This is a rant.

Meet the disgruntled customer:

We’ll call her, oh, let’s say, Katherine. Katherine sees the infinitely shiny and appealing new application store on iTunes. Katherine wants. Katherine eagerly downloads applications and proceeds to cry a bucket of invisible tears when she realizes that she must wait (oh no) a whole ten hours for Apple to release iPhone software 2.0 (the worst sort of tease).

Katherine eagerly goes to sleep, wakes up, and, lo and behold, the infinitely shinier and OMG1!1!! iPhone 2.0 update is available! She plugs her iPhone in and clicks ‘check update’ followed by ‘download and install.’ Fail. She tries again: more fail. Katherine is a little distressed, but she perseveres. Everything now insists Katherine has the latest update (which is NOT 2.0), so Katherine unplugs and reconnects her iPhone to the computer, and tries again, only clicking ‘download’ instead of install. At last the sparkly new update downloads!

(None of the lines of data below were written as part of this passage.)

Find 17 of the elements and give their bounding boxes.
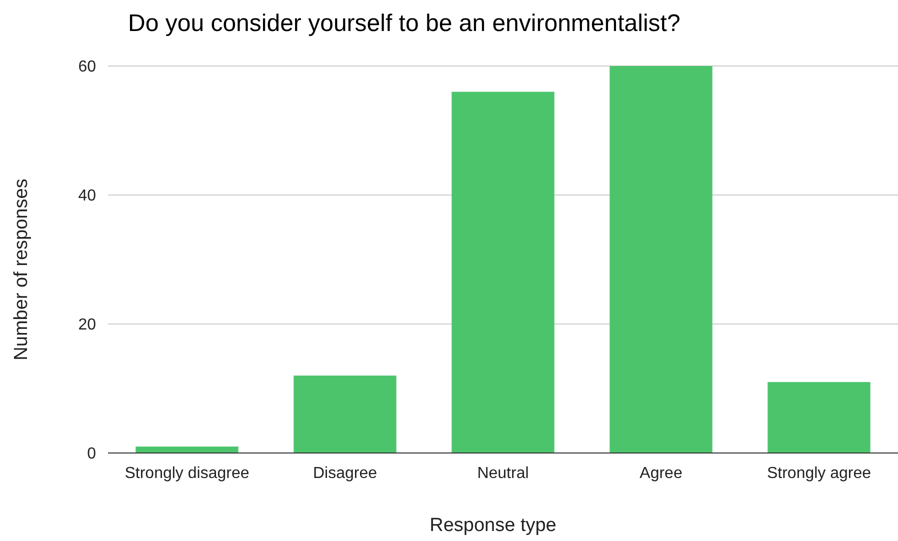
bar	[452, 92, 554, 453]
y-tick-label: 20	[78, 316, 96, 334]
bar	[294, 376, 396, 453]
x-tick-label: Strongly disagree	[124, 465, 250, 482]
y-tick-label: 0	[87, 446, 96, 463]
chart-title: Do you consider yourself to be an environmentalist?	[128, 10, 680, 37]
y-tick-label: 60	[78, 58, 96, 76]
y-axis-title: Number of responses	[11, 178, 32, 360]
bar	[768, 382, 870, 453]
x-axis-title: Response type	[430, 515, 556, 536]
x-tick-label: Neutral	[477, 465, 529, 482]
y-tick-label: 40	[78, 188, 96, 205]
x-tick-label: Agree	[640, 465, 682, 482]
bar	[610, 66, 712, 453]
x-tick-label: Disagree	[312, 465, 378, 482]
x-tick-label: Strongly agree	[766, 465, 872, 482]
bar	[136, 446, 238, 453]
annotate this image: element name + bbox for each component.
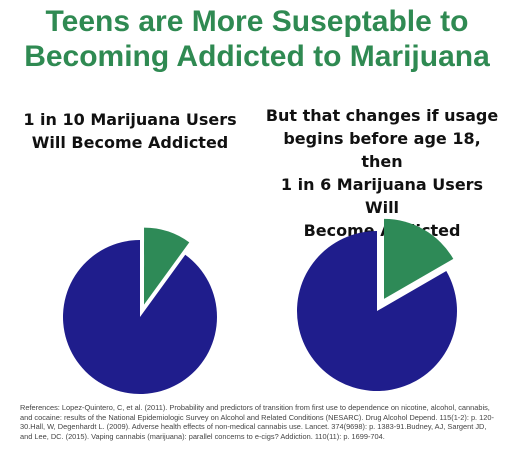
references-text: References: Lopez-Quintero, C, et al. (2… [20,403,494,441]
left-pie-chart [62,227,217,394]
title-line-1: Teens are More Suseptable to [45,5,469,38]
right-caption-line-1: But that changes if usage [265,106,499,125]
left-caption-line-2: Will Become Addicted [31,133,229,152]
right-pie-slice-addicted [384,218,454,299]
right-pie-chart [297,218,458,391]
left-chart-caption: 1 in 10 Marijuana Users Will Become Addi… [20,108,240,154]
left-caption-line-1: 1 in 10 Marijuana Users [23,110,237,129]
title-line-2: Becoming Addicted to Marijuana [24,40,490,73]
left-pie-slice-not-addicted [62,239,217,394]
right-pie-slice-not-addicted [297,231,458,391]
page-title: Teens are More Suseptable to Becoming Ad… [0,4,514,74]
right-caption-line-2: begins before age 18, then [283,129,481,171]
right-caption-line-3: 1 in 6 Marijuana Users Will [280,175,484,217]
left-pie-slice-addicted [144,227,190,305]
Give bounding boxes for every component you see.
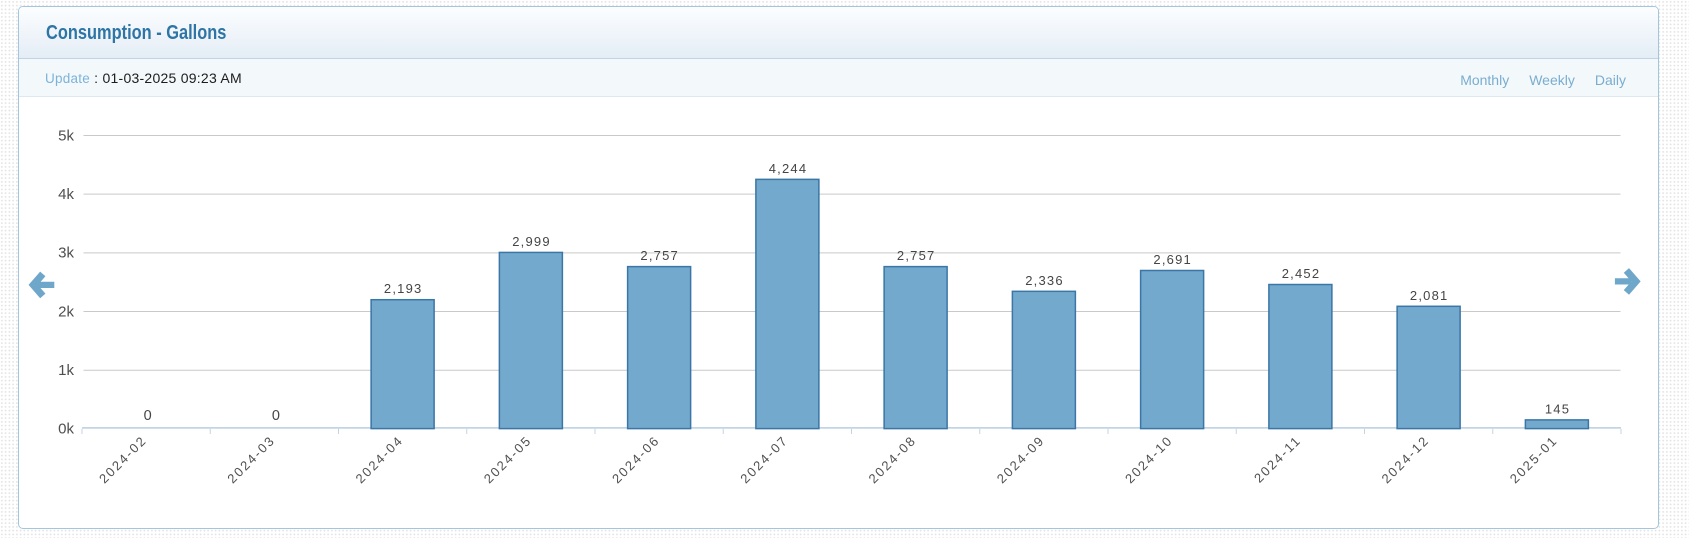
svg-text:3k: 3k bbox=[58, 245, 74, 262]
svg-text:2024-02: 2024-02 bbox=[96, 433, 150, 487]
svg-text:0k: 0k bbox=[58, 421, 74, 438]
svg-text:1k: 1k bbox=[58, 362, 74, 379]
svg-text:5k: 5k bbox=[58, 127, 74, 144]
svg-text:2,452: 2,452 bbox=[1282, 266, 1321, 281]
svg-text:2024-07: 2024-07 bbox=[737, 433, 791, 487]
svg-text:2,193: 2,193 bbox=[384, 281, 423, 296]
svg-text:2024-11: 2024-11 bbox=[1251, 433, 1304, 486]
svg-text:2024-12: 2024-12 bbox=[1378, 433, 1432, 487]
svg-text:2024-04: 2024-04 bbox=[352, 433, 406, 487]
svg-text:2,757: 2,757 bbox=[897, 248, 936, 263]
svg-text:0: 0 bbox=[144, 408, 153, 424]
svg-text:2025-01: 2025-01 bbox=[1507, 433, 1561, 487]
svg-text:2,336: 2,336 bbox=[1025, 273, 1064, 288]
svg-text:2k: 2k bbox=[58, 303, 74, 320]
svg-text:2024-05: 2024-05 bbox=[481, 433, 535, 487]
svg-text:2024-08: 2024-08 bbox=[865, 433, 919, 487]
svg-text:4,244: 4,244 bbox=[769, 161, 808, 176]
svg-text:2024-06: 2024-06 bbox=[609, 433, 663, 487]
svg-text:2024-03: 2024-03 bbox=[224, 433, 278, 487]
svg-text:2024-09: 2024-09 bbox=[994, 433, 1048, 487]
svg-text:2024-10: 2024-10 bbox=[1122, 433, 1176, 487]
svg-text:2,081: 2,081 bbox=[1410, 288, 1449, 303]
svg-text:145: 145 bbox=[1545, 401, 1570, 416]
svg-text:0: 0 bbox=[272, 408, 281, 424]
svg-text:4k: 4k bbox=[58, 186, 74, 203]
svg-text:2,999: 2,999 bbox=[512, 234, 551, 249]
svg-text:2,757: 2,757 bbox=[640, 248, 679, 263]
svg-text:2,691: 2,691 bbox=[1153, 252, 1192, 267]
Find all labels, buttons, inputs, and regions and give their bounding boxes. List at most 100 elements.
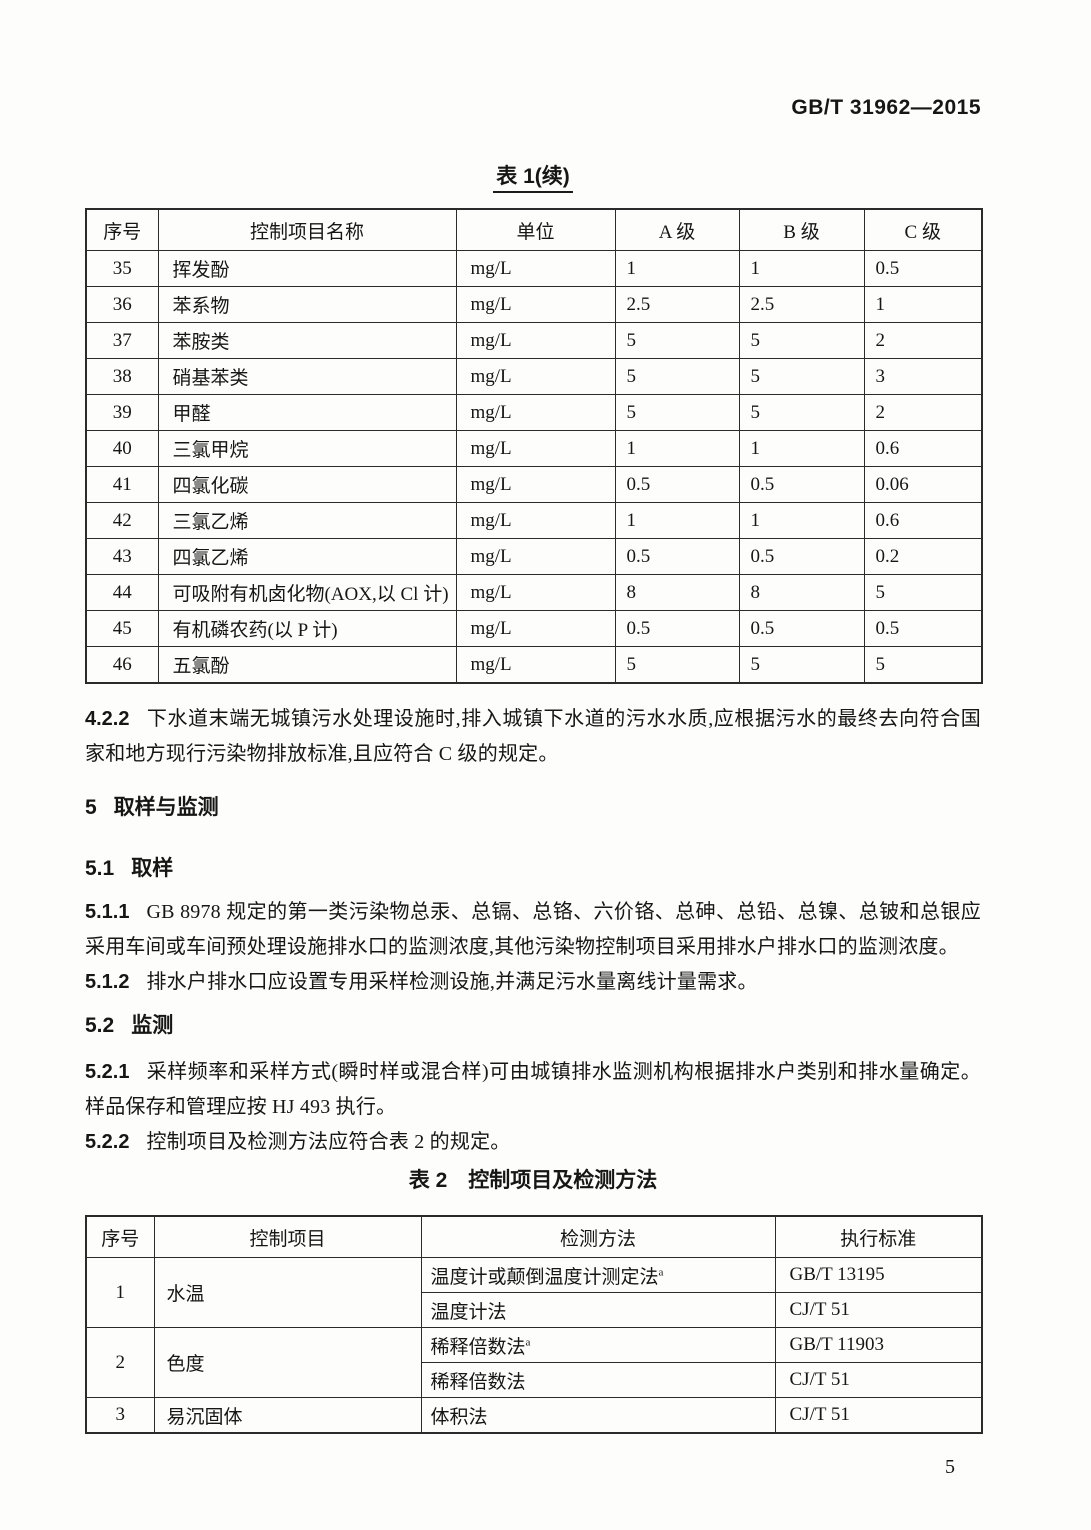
table1-cell: 1 [614,502,740,539]
table1-cell: 有机磷农药(以 P 计) [157,610,457,647]
table1-cell: 硝基苯类 [157,358,457,395]
table1-cell: 37 [85,322,159,359]
heading-text: 取样 [131,857,174,880]
table1-cell: 1 [738,250,865,287]
table1-cell: 0.6 [863,430,983,467]
table2-standard-cell: GB/T 11903 [774,1327,983,1363]
clause-number: 5.2.2 [85,1131,130,1153]
table1-cell: 五氯酚 [157,646,457,684]
table1-cell: 1 [738,430,865,467]
clause-number: 5.2.1 [85,1061,130,1083]
table1-cell: 5 [614,322,740,359]
table2-item-cell: 水温 [153,1257,422,1328]
table2-standard-cell: CJ/T 51 [774,1362,983,1398]
table2-item-cell: 色度 [153,1327,422,1398]
table1-cell: 甲醛 [157,394,457,431]
table1-cell: 5 [738,358,865,395]
table1-cell: mg/L [455,538,616,575]
table1-cell: 5 [738,322,865,359]
table1-row: 39 甲醛 mg/L 5 5 2 [85,394,983,431]
table1-row: 44 可吸附有机卤化物(AOX,以 Cl 计) mg/L 8 8 5 [85,574,983,611]
table2-row: 1 水温 温度计或颠倒温度计测定法a GB/T 13195 [85,1257,983,1328]
table2-header-seq: 序号 [85,1215,155,1258]
table1-header-grade-a: A 级 [614,208,740,251]
table1-cell: mg/L [455,394,616,431]
clause-number: 5.1.2 [85,971,130,993]
heading-text: 监测 [131,1014,174,1037]
table1-header-row: 序号 控制项目名称 单位 A 级 B 级 C 级 [85,208,983,251]
table1-title-text: 表 1(续) [493,165,573,193]
table2-standard-cell: GB/T 13195 [774,1257,983,1293]
table1-cell: 44 [85,574,159,611]
table1-cell: 45 [85,610,159,647]
table1-cell: mg/L [455,322,616,359]
table1-cell: 2 [863,394,983,431]
table1-cell: 四氯乙烯 [157,538,457,575]
table1-cell: mg/L [455,646,616,684]
table1-cell: 苯系物 [157,286,457,323]
table1-cell: mg/L [455,250,616,287]
table2-seq-cell: 3 [85,1397,155,1434]
table1-cell: 42 [85,502,159,539]
table2-header-item: 控制项目 [153,1215,422,1258]
table1-cell: 2 [863,322,983,359]
table1-cell: 0.5 [614,538,740,575]
table2-header-standard: 执行标准 [774,1215,983,1258]
table1-cell: 40 [85,430,159,467]
table1-cell: 0.5 [863,610,983,647]
table1-cell: 可吸附有机卤化物(AOX,以 Cl 计) [157,574,457,611]
clause-4-2-2: 4.2.2 下水道末端无城镇污水处理设施时,排入城镇下水道的污水水质,应根据污水的… [85,702,981,772]
clause-5-1-2: 5.1.2 排水户排水口应设置专用采样检测设施,并满足污水量离线计量需求。 [85,965,981,1000]
heading-number: 5.1 [85,857,115,880]
table2-body: 1 水温 温度计或颠倒温度计测定法a GB/T 13195 温度计法 CJ/T 51 2 色度… [85,1257,983,1434]
table1-cell: mg/L [455,286,616,323]
clause-text: 排水户排水口应设置专用采样检测设施,并满足污水量离线计量需求。 [146,971,758,993]
standard-code: GB/T 31962—2015 [791,96,981,119]
table1-cell: 8 [738,574,865,611]
clause-text: 采样频率和采样方式(瞬时样或混合样)可由城镇排水监测机构根据排水户类别和排水量确… [85,1061,981,1118]
clause-5-1-1: 5.1.1 GB 8978 规定的第一类污染物总汞、总镉、总铬、六价铬、总砷、总铅… [85,895,981,965]
heading-number: 5 [85,796,97,819]
table1-row: 41 四氯化碳 mg/L 0.5 0.5 0.06 [85,466,983,503]
table1-row: 37 苯胺类 mg/L 5 5 2 [85,322,983,359]
table1-cell: 0.06 [863,466,983,503]
table1-cell: 0.5 [738,466,865,503]
table1-cell: mg/L [455,502,616,539]
table2-seq-cell: 2 [85,1327,155,1398]
table1-title: 表 1(续) [85,164,981,193]
table1-cell: 1 [738,502,865,539]
table1-cell: 5 [738,394,865,431]
table1-cell: 0.5 [614,466,740,503]
table1-cell: mg/L [455,574,616,611]
page-number: 5 [945,1456,955,1478]
table1-body: 35 挥发酚 mg/L 1 1 0.5 36 苯系物 mg/L 2.5 2.5 1 37 苯胺类 mg/L 5… [85,250,983,684]
table1-header-grade-b: B 级 [738,208,865,251]
table1-cell: mg/L [455,358,616,395]
table1-cell: 43 [85,538,159,575]
table1-cell: mg/L [455,610,616,647]
table2-row: 2 色度 稀释倍数法a GB/T 11903 [85,1327,983,1398]
heading-5-2: 5.2 监测 [85,1012,981,1040]
clause-text: 控制项目及检测方法应符合表 2 的规定。 [146,1131,511,1153]
table2-method-cell: 体积法 [420,1397,776,1434]
table1-cell: mg/L [455,466,616,503]
footnote-marker: a [658,1266,664,1279]
table2-item-cell: 易沉固体 [153,1397,422,1434]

But then it does not install, and mysteriously disappears from her hard drive. Katherine tries downloading the software again and updating.

Uh-oh. What. NO. NO. MY BABY. WHAT DO YOU MEAN ERROR, APPLE?!

Katherine tries doing a restore (because the iPhone still thinks it has the latest version of its OS system). All seems to be going well, it’s been restored, the firmware is updating–error. Katherine’s phone can’t find the iTunes store.

Katherine’s phone has NO OS, no contacts, no ANYTHING. Katherine effectively has no phone.

Dear Steve Jobs,Thanks for your extremely unshiny update that has just Black Plague’d my means of communication with the outside world to death. I really wanted to spend my entire morning trying to clean up your aftermath.  I’ll use my iPhone as a doorstop, because that is about all it is useful for, and it even stinks at doing that because it’s too small.

Sincerely,
Katherine

What have we learned from this? (Besides the fact that not all updates are shiny, and being technologically at the front of the line is not always worth it.) If your business deals in technology, you better make it easy for your old customers to update. Do NOT force them to connect to your ONLINE STORE in order to activate the update: I guarantee you that your bandwidth cannot handle it unless you have under 10 customers. (This is made more frustrating by the fact that I can access the iTunes store via iTunes–but apparently not with my phone? What?) Not everyone buys the new and shiny things right away.

Barry says to be there when your customers are ready to buy. Katherine says to be there when they’re ready to update with something that WORKS, and if it doesn’t, send an update–if you have no problem sending me 3726 emails about the iPhone 3G (or *insert shiny new product here*), how about one apologizing for messing up, or one that says ‘we’ll have everything up and running in an hour, your updates will occur then.’ Just because you are a large corporation with many customers does not mean you can ignore your old customers (unless, of course, it’s a plot to make us all fed up and buy the new product, in which case, all hail capitalism at its finest). But don’t just give me error messages and direct me to support pages, I want to know WHY you have failed to provide me the service I paid for. Communication is important.

Being there when they want to throw bricks (better known as useless phones) at your head, is, of course, up to you.

Ah, edit: Apple fails to provide because they didn’t learn from their failure last year. Barry says that there isn’t always something to learn from failure–let’s all remember to always make sure that there isn’t.